In summary, obese participants, those with BF% ≥32% at baseline, decreased their PA significantly more than women with BF% levels < 32%, after adjusting for potential confounders (F = 5.5, P = 0.020). Specifically, obese women experienced an 8.1% decrease in total PA, including a 28.1 min/week reduction in MVPA; whereas nonobese women largely maintained their total PA, with only a 5.9 min/week decrease in MVPA over the 20-month study, on average. A similar trend was evident when examining women with substantial decreases in PA, in that nonobese women had almost half the risk (RR = 0.56) of decreasing PA by 20% or more when compared to obese women, after adjusting for covariates.

While it is likely that the primary mechanism for PA's influence on obesity is related to energy expenditure, the mechanisms for obesity's influence on PA are less clear. Obesity may increase barriers to PA through increased discomfort from osteoarthritis and functional limitations, as well as increased perceived exertion for a given activity. Additional research is needed to help elucidate these underlying mechanisms. Doing so will allow future PA promotion to target these barriers and potentially improve their success among obese individuals.

In conclusion, these findings indicate that obesity is a risk factor for decreasing PA over time in middle-aged women, suggesting that obesity and physical inactivity are reciprocal in nature.

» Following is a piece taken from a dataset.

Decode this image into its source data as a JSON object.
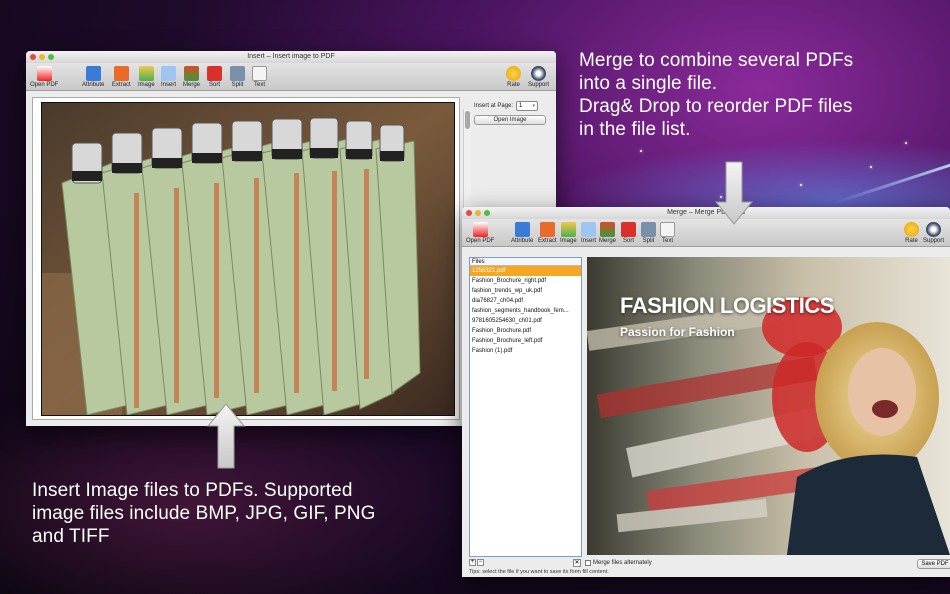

Our results appear consistent with trends throughout the United States, which show an increasing prevalence of obesity among adults ([33]), with a concomitantly low percentage of Americans meeting the recommended PA guidelines when measured objectively ([34]). Indeed, it seems likely that the large proportion of inactive adults is contributing to the ongoing rise in obesity. In addition, the current findings support the possibility that the large proportion of obese adults in USA may be further diminishing PA levels. If the cyclical nature of the obesity-PA association is confirmed, targeting obesity as a potential mechanism may enhance the effectiveness of future efforts to promote PA.